敵機来襲と、基地攻撃

 まあ、物騒なタイトルではあるが、毎朝の庭掃除をするときに、いつも蚊に襲われる。長ズボンをいつも履くようにしているので、刺されるのは腕と顔だ。顔によってくるときには、いつもあの独特のぷーんと言う音をたててくるのだが、うれしさといらだたしさが半々だ。うれしさというのは、まだモスキート音が自分の耳に入ると言うことであり(笑)、いらだたしさは、襲われるいらだたしさである。
 元々生き物の命を必要もなく奪うことには抵抗があるのだが、自分を襲う生き物は、正当防衛の名の下に、こちらも対処する。蚊がよってくると頭の中には「敵機来襲」という言葉がよぎり、自動的に、総員配置せよ、という文句が頭の中に響く。あちこちをパチン、パチンとたたいては、我が血を吸う蚊を叩き潰すのである。だが、敵も素早い。たたく寸前で離脱して、逃げるものも多い。。かくて、私の腕や顔には、敵の攻撃をうけて、かゆくなり、その部位は小高くなるのである。

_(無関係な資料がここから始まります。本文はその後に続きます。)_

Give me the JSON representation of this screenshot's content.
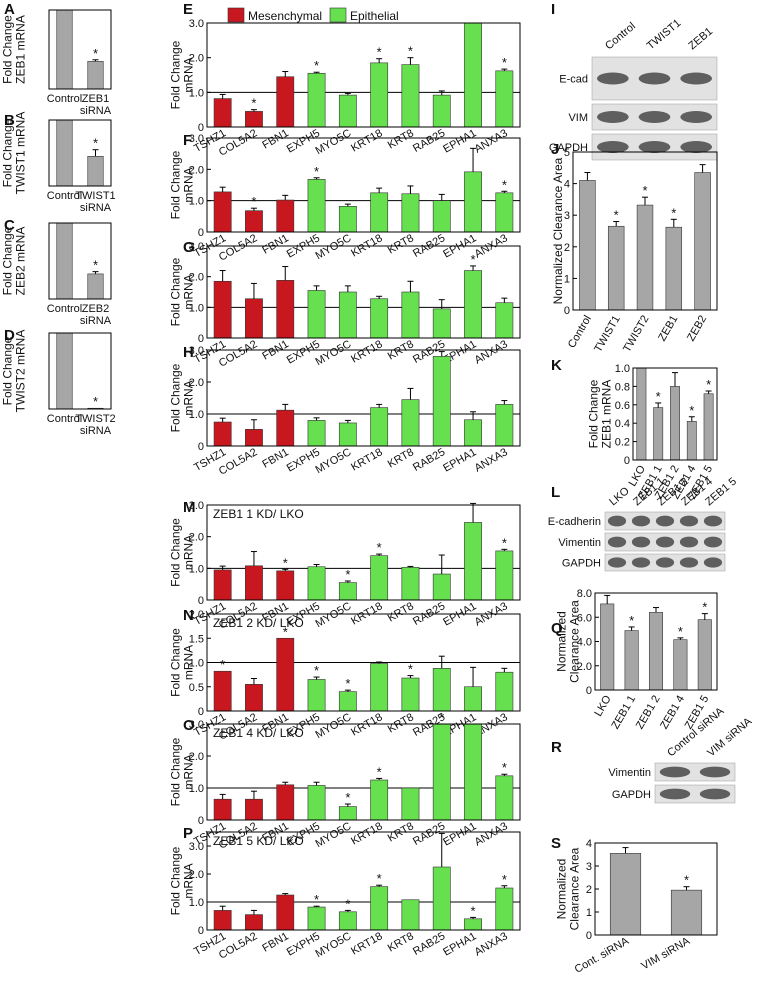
{
  "chart_data": [
    {
      "type": "bar",
      "panel": "A",
      "ylabel": "Fold Change\nZEB1 mRNA",
      "categories": [
        "Control",
        "ZEB1\nsiRNA"
      ],
      "series": [
        {
          "color": "#a6a6a6",
          "values": [
            1,
            0.35
          ],
          "errors": [
            null,
            0.02
          ]
        }
      ],
      "significance": [
        null,
        "*"
      ],
      "ylim": [
        0,
        1
      ]
    },
    {
      "type": "bar",
      "panel": "B",
      "ylabel": "Fold Change\nTWIST1 mRNA",
      "categories": [
        "Control",
        "TWIST1\nsiRNA"
      ],
      "series": [
        {
          "color": "#a6a6a6",
          "values": [
            1,
            0.45
          ],
          "errors": [
            null,
            0.1
          ]
        }
      ],
      "significance": [
        null,
        "*"
      ],
      "ylim": [
        0,
        1
      ]
    },
    {
      "type": "bar",
      "panel": "C",
      "ylabel": "Fold Change\nZEB2 mRNA",
      "categories": [
        "Control",
        "ZEB2\nsiRNA"
      ],
      "series": [
        {
          "color": "#a6a6a6",
          "values": [
            1,
            0.33
          ],
          "errors": [
            null,
            0.03
          ]
        }
      ],
      "significance": [
        null,
        "*"
      ],
      "ylim": [
        0,
        1
      ]
    },
    {
      "type": "bar",
      "panel": "D",
      "ylabel": "Fold Change\nTWIST2 mRNA",
      "categories": [
        "Control",
        "TWIST2\nsiRNA"
      ],
      "series": [
        {
          "color": "#a6a6a6",
          "values": [
            1,
            0.01
          ],
          "errors": [
            null,
            null
          ]
        }
      ],
      "significance": [
        null,
        "*"
      ],
      "ylim": [
        0,
        1
      ]
    },
    {
      "type": "bar",
      "panel": "E",
      "ylabel": "Fold Change\nmRNA",
      "categories": [
        "TSHZ1",
        "COL5A2",
        "FBN1",
        "EXPH5",
        "MYO5C",
        "KRT18",
        "KRT8",
        "RAB25",
        "EPHA1",
        "ANXA3"
      ],
      "series": [
        {
          "name": "Mesenchymal",
          "color": "#c8171e",
          "values": [
            0.82,
            0.45,
            1.45,
            null,
            null,
            null,
            null,
            null,
            null,
            null
          ],
          "errors": [
            0.12,
            0.05,
            0.15,
            null,
            null,
            null,
            null,
            null,
            null,
            null
          ]
        },
        {
          "name": "Epithelial",
          "color": "#66e04e",
          "values": [
            null,
            null,
            null,
            1.55,
            0.92,
            1.85,
            1.8,
            0.92,
            3.0,
            1.62
          ],
          "errors": [
            null,
            null,
            null,
            0.03,
            0.05,
            0.12,
            0.2,
            0.12,
            null,
            0.05
          ]
        }
      ],
      "significance": [
        null,
        "*",
        null,
        "*",
        null,
        "*",
        "*",
        null,
        null,
        "*"
      ],
      "reference_line": 1,
      "ylim": [
        0,
        3
      ],
      "yticks": [
        0,
        {
          "value": 1,
          "label": "1.0"
        },
        {
          "value": 2,
          "label": "2.0"
        },
        {
          "value": 3,
          "label": "3.0"
        }
      ]
    },
    {
      "type": "bar",
      "panel": "F",
      "ylabel": "Fold Change\nmRNA",
      "categories": [
        "TSHZ1",
        "COL5A2",
        "FBN1",
        "EXPH5",
        "MYO5C",
        "KRT18",
        "KRT8",
        "RAB25",
        "EPHA1",
        "ANXA3"
      ],
      "series": [
        {
          "color": "#c8171e",
          "values": [
            1.28,
            0.68,
            1.02,
            null,
            null,
            null,
            null,
            null,
            null,
            null
          ],
          "errors": [
            0.15,
            0.08,
            0.15,
            null,
            null,
            null,
            null,
            null,
            null,
            null
          ]
        },
        {
          "color": "#66e04e",
          "values": [
            null,
            null,
            null,
            1.68,
            0.82,
            1.25,
            1.22,
            1.0,
            1.92,
            1.25
          ],
          "errors": [
            null,
            null,
            null,
            0.05,
            0.07,
            0.15,
            0.25,
            0.2,
            0.75,
            0.05
          ]
        }
      ],
      "significance": [
        null,
        "*",
        null,
        "*",
        null,
        null,
        null,
        null,
        null,
        "*"
      ],
      "reference_line": 1,
      "ylim": [
        0,
        3
      ],
      "yticks": [
        0,
        {
          "value": 1,
          "label": "1.0"
        },
        {
          "value": 2,
          "label": "2.0"
        },
        {
          "value": 3,
          "label": "3.0"
        }
      ]
    },
    {
      "type": "bar",
      "panel": "G",
      "ylabel": "Fold Change\nmRNA",
      "categories": [
        "TSHZ1",
        "COL5A2",
        "FBN1",
        "EXPH5",
        "MYO5C",
        "KRT18",
        "KRT8",
        "RAB25",
        "EPHA1",
        "ANXA3"
      ],
      "series": [
        {
          "color": "#c8171e",
          "values": [
            1.85,
            1.28,
            1.88,
            null,
            null,
            null,
            null,
            null,
            null,
            null
          ],
          "errors": [
            0.35,
            0.5,
            0.45,
            null,
            null,
            null,
            null,
            null,
            null,
            null
          ]
        },
        {
          "color": "#66e04e",
          "values": [
            null,
            null,
            null,
            1.55,
            1.5,
            1.28,
            1.5,
            0.95,
            2.2,
            1.15
          ],
          "errors": [
            null,
            null,
            null,
            0.15,
            0.2,
            0.08,
            0.35,
            0.3,
            0.15,
            0.15
          ]
        }
      ],
      "significance": [
        null,
        null,
        null,
        null,
        null,
        null,
        null,
        null,
        "*",
        null
      ],
      "reference_line": 1,
      "ylim": [
        0,
        3
      ],
      "yticks": [
        0,
        {
          "value": 1,
          "label": "1.0"
        },
        {
          "value": 2,
          "label": "2.0"
        },
        {
          "value": 3,
          "label": "3.0"
        }
      ]
    },
    {
      "type": "bar",
      "panel": "H",
      "ylabel": "Fold Change\nmRNA",
      "categories": [
        "TSHZ1",
        "COL5A2",
        "FBN1",
        "EXPH5",
        "MYO5C",
        "KRT18",
        "KRT8",
        "RAB25",
        "EPHA1",
        "ANXA3"
      ],
      "series": [
        {
          "color": "#c8171e",
          "values": [
            0.75,
            0.52,
            1.12,
            null,
            null,
            null,
            null,
            null,
            null,
            null
          ],
          "errors": [
            0.12,
            0.3,
            0.18,
            null,
            null,
            null,
            null,
            null,
            null,
            null
          ]
        },
        {
          "color": "#66e04e",
          "values": [
            null,
            null,
            null,
            0.8,
            0.72,
            1.2,
            1.45,
            2.8,
            0.82,
            1.3
          ],
          "errors": [
            null,
            null,
            null,
            0.08,
            0.08,
            0.1,
            0.35,
            0.15,
            0.25,
            0.12
          ]
        }
      ],
      "reference_line": 1,
      "ylim": [
        0,
        3
      ],
      "yticks": [
        0,
        {
          "value": 1,
          "label": "1.0"
        },
        {
          "value": 2,
          "label": "2.0"
        },
        {
          "value": 3,
          "label": "3.0"
        }
      ]
    },
    {
      "type": "blot",
      "panel": "I",
      "lanes": [
        "Control",
        "TWIST1",
        "ZEB1"
      ],
      "rows": [
        "E-cad",
        "VIM",
        "GAPDH"
      ]
    },
    {
      "type": "bar",
      "panel": "J",
      "ylabel": "Normalized Clearance Area",
      "categories": [
        "Control",
        "TWIST1",
        "TWIST2",
        "ZEB1",
        "ZEB2"
      ],
      "series": [
        {
          "color": "#a6a6a6",
          "values": [
            4.1,
            2.65,
            3.32,
            2.62,
            4.35
          ],
          "errors": [
            0.25,
            0.15,
            0.25,
            0.25,
            0.25
          ]
        }
      ],
      "significance": [
        null,
        "*",
        "*",
        "*",
        null
      ],
      "ylim": [
        0,
        5
      ],
      "yticks": [
        0,
        1,
        2,
        3,
        4,
        5
      ]
    },
    {
      "type": "bar",
      "panel": "K",
      "ylabel": "Fold Change\nZEB1 mRNA",
      "categories": [
        "LKO",
        "ZEB1 1",
        "ZEB1 2",
        "ZEB1 4",
        "ZEB1 5"
      ],
      "series": [
        {
          "color": "#a6a6a6",
          "values": [
            1.0,
            0.57,
            0.8,
            0.42,
            0.72
          ],
          "errors": [
            null,
            0.05,
            0.15,
            0.05,
            0.03
          ]
        }
      ],
      "significance": [
        null,
        "*",
        null,
        "*",
        "*"
      ],
      "ylim": [
        0,
        1
      ],
      "yticks": [
        0,
        0.2,
        0.4,
        0.6,
        0.8,
        {
          "value": 1,
          "label": "1.0"
        }
      ]
    },
    {
      "type": "blot",
      "panel": "L",
      "lanes": [
        "LKO",
        "ZEB1 1",
        "ZEB1 2",
        "ZEB1 4",
        "ZEB1 5"
      ],
      "rows": [
        "E-cadherin",
        "Vimentin",
        "GAPDH"
      ]
    },
    {
      "type": "bar",
      "panel": "M",
      "subtitle": "ZEB1 1 KD/ LKO",
      "ylabel": "Fold Change\nmRNA",
      "categories": [
        "TSHZ1",
        "COL5A2",
        "FBN1",
        "EXPH5",
        "MYO5C",
        "KRT18",
        "KRT8",
        "RAB25",
        "EPHA1",
        "ANXA3"
      ],
      "series": [
        {
          "color": "#c8171e",
          "values": [
            0.95,
            1.08,
            0.92,
            null,
            null,
            null,
            null,
            null,
            null,
            null
          ],
          "errors": [
            0.12,
            0.45,
            0.05,
            null,
            null,
            null,
            null,
            null,
            null,
            null
          ]
        },
        {
          "color": "#66e04e",
          "values": [
            null,
            null,
            null,
            1.05,
            0.55,
            1.4,
            1.03,
            0.82,
            2.45,
            1.55
          ],
          "errors": [
            null,
            null,
            null,
            0.07,
            0.05,
            0.05,
            0.03,
            0.6,
            0.6,
            0.05
          ]
        }
      ],
      "significance": [
        null,
        null,
        "*",
        null,
        "*",
        "*",
        null,
        null,
        null,
        "*"
      ],
      "reference_line": 1,
      "ylim": [
        0,
        3
      ],
      "yticks": [
        0,
        {
          "value": 1,
          "label": "1.0"
        },
        {
          "value": 2,
          "label": "2.0"
        },
        {
          "value": 3,
          "label": "3.0"
        }
      ]
    },
    {
      "type": "bar",
      "panel": "N",
      "subtitle": "ZEB1 2 KD/ LKO",
      "ylabel": "Fold Change\nmRNA",
      "categories": [
        "TSHZ1",
        "COL5A2",
        "FBN1",
        "EXPH5",
        "MYO5C",
        "KRT18",
        "KRT8",
        "RAB25",
        "EPHA1",
        "ANXA3"
      ],
      "series": [
        {
          "color": "#c8171e",
          "values": [
            0.82,
            0.55,
            1.5,
            null,
            null,
            null,
            null,
            null,
            null,
            null
          ],
          "errors": [
            null,
            0.12,
            null,
            null,
            null,
            null,
            null,
            null,
            null,
            null
          ]
        },
        {
          "color": "#66e04e",
          "values": [
            null,
            null,
            null,
            0.65,
            0.4,
            0.98,
            0.68,
            0.88,
            0.5,
            0.8
          ],
          "errors": [
            null,
            null,
            null,
            0.05,
            0.03,
            0.03,
            0.05,
            0.25,
            0.4,
            0.08
          ]
        }
      ],
      "significance": [
        "*",
        null,
        "*",
        "*",
        "*",
        null,
        "*",
        null,
        null,
        null
      ],
      "reference_line": 1,
      "ylim": [
        0,
        2
      ],
      "yticks": [
        0,
        0.5,
        {
          "value": 1,
          "label": "1.0"
        },
        1.5,
        {
          "value": 2,
          "label": "2.0"
        }
      ]
    },
    {
      "type": "bar",
      "panel": "O",
      "subtitle": "ZEB1 4 KD/ LKO",
      "ylabel": "Fold Change\nmRNA",
      "categories": [
        "TSHZ1",
        "COL5A2",
        "FBN1",
        "EXPH5",
        "MYO5C",
        "KRT18",
        "KRT8",
        "RAB25",
        "EPHA1",
        "ANXA3"
      ],
      "series": [
        {
          "color": "#c8171e",
          "values": [
            0.65,
            0.65,
            1.1,
            null,
            null,
            null,
            null,
            null,
            null,
            null
          ],
          "errors": [
            0.15,
            0.25,
            0.08,
            null,
            null,
            null,
            null,
            null,
            null,
            null
          ]
        },
        {
          "color": "#66e04e",
          "values": [
            null,
            null,
            null,
            1.08,
            0.42,
            1.25,
            1.0,
            3.0,
            3.0,
            1.38
          ],
          "errors": [
            null,
            null,
            null,
            0.1,
            0.08,
            0.05,
            null,
            null,
            null,
            0.05
          ]
        }
      ],
      "significance": [
        null,
        null,
        null,
        null,
        "*",
        "*",
        null,
        "*",
        null,
        "*"
      ],
      "reference_line": 1,
      "ylim": [
        0,
        3
      ],
      "yticks": [
        0,
        {
          "value": 1,
          "label": "1.0"
        },
        {
          "value": 2,
          "label": "2.0"
        },
        {
          "value": 3,
          "label": "3.0"
        }
      ]
    },
    {
      "type": "bar",
      "panel": "P",
      "subtitle": "ZEB1 5 KD/ LKO",
      "ylabel": "Fold Change\nmRNA",
      "categories": [
        "TSHZ1",
        "COL5A2",
        "FBN1",
        "EXPH5",
        "MYO5C",
        "KRT18",
        "KRT8",
        "RAB25",
        "EPHA1",
        "ANXA3"
      ],
      "series": [
        {
          "color": "#c8171e",
          "values": [
            0.7,
            0.55,
            1.25,
            null,
            null,
            null,
            null,
            null,
            null,
            null
          ],
          "errors": [
            0.15,
            0.15,
            0.05,
            null,
            null,
            null,
            null,
            null,
            null,
            null
          ]
        },
        {
          "color": "#66e04e",
          "values": [
            null,
            null,
            null,
            0.82,
            0.65,
            1.55,
            1.08,
            2.25,
            0.4,
            1.5
          ],
          "errors": [
            null,
            null,
            null,
            0.03,
            0.05,
            0.05,
            null,
            1.2,
            0.05,
            0.08
          ]
        }
      ],
      "significance": [
        null,
        null,
        null,
        "*",
        "*",
        "*",
        null,
        null,
        "*",
        "*"
      ],
      "reference_line": 1,
      "ylim": [
        0,
        3.5
      ],
      "yticks": [
        0,
        {
          "value": 1,
          "label": "1.0"
        },
        {
          "value": 2,
          "label": "2.0"
        },
        {
          "value": 3,
          "label": "3.0"
        }
      ]
    },
    {
      "type": "bar",
      "panel": "Q",
      "ylabel": "Normalized\nClearance Area",
      "categories": [
        "LKO",
        "ZEB1 1",
        "ZEB1 2",
        "ZEB1 4",
        "ZEB1 5"
      ],
      "series": [
        {
          "color": "#a6a6a6",
          "values": [
            7.1,
            4.9,
            6.4,
            4.15,
            5.8
          ],
          "errors": [
            0.7,
            0.3,
            0.4,
            0.15,
            0.5
          ]
        }
      ],
      "significance": [
        null,
        "*",
        null,
        "*",
        "*"
      ],
      "ylim": [
        0,
        8
      ],
      "yticks": [
        0,
        {
          "value": 2,
          "label": "2.0"
        },
        {
          "value": 4,
          "label": "4.0"
        },
        {
          "value": 6,
          "label": "6.0"
        },
        {
          "value": 8,
          "label": "8.0"
        }
      ]
    },
    {
      "type": "blot",
      "panel": "R",
      "lanes": [
        "Control siRNA",
        "VIM siRNA"
      ],
      "rows": [
        "Vimentin",
        "GAPDH"
      ]
    },
    {
      "type": "bar",
      "panel": "S",
      "ylabel": "Normalized\nClearance Area",
      "categories": [
        "Cont. siRNA",
        "VIM siRNA"
      ],
      "series": [
        {
          "color": "#a6a6a6",
          "values": [
            3.55,
            1.95
          ],
          "errors": [
            0.25,
            0.15
          ]
        }
      ],
      "significance": [
        null,
        "*"
      ],
      "ylim": [
        0,
        4
      ],
      "yticks": [
        0,
        1,
        2,
        3,
        4
      ]
    }
  ]
}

 だが、蚊はまだかわいい戦闘機みたいなものだ。素早いが攻撃能力は限られている。怖いのは攻撃機だ。我が家の庭の攻撃機は、蜂だ。いつもは攻撃機は一機ないし、二機であり、こちらから攻撃を仕掛けない限り、偵察行動のみで、実害はない。
 ところが、昨日は玄関先にて、空襲下と思うほど、攻撃機が集まっている。さすがに家人も声をあげたほどだ。原因を探ろうとすると、なんと玄関脇の門灯に、彼らの前進秘密基地、すなわち巣を作ろうと多くがあつまり、周囲を防衛するために多数の蜂が飛来していたというわけである。こんなところに基地を作られては、我が家はあっというまに攻撃され、殲滅してしまう。作られてしまっては、どこかの国が島を基地にしてしまったみたいに手遅れだ。そこで、人道的には許されていないのだが、自己防衛という美名の下、化学兵器を使ってしまった。蜂対策スプレーだ。シューーっと吹きまくり、次々に墜落していく敵機。気持ちいいような、申し訳ないような…。あとには、彼らの遺骸があちこちに…散乱した。アリさんがこういうときには処理をしてくれるのだが、化学兵器の犠牲になった蜂にはアリも寄りつかない。かくして、申し訳ない哀悼の意を表しつつ、履いて、ゴミ袋の中に。冥福を祈りたい。
 虫との格闘であれ、人間同士の格闘であれ、自分から命を奪いたいとは思わないと思う。だが、そこに何かしらの利害が発生したとき、人は「防衛」という名の下に戦う。自らの命、健康、財産、家族をまもるという名目の下に。誰だって、巻き込まれたくないのだが、巻き込まざるを得なくなるのが、運命なのかもしれない。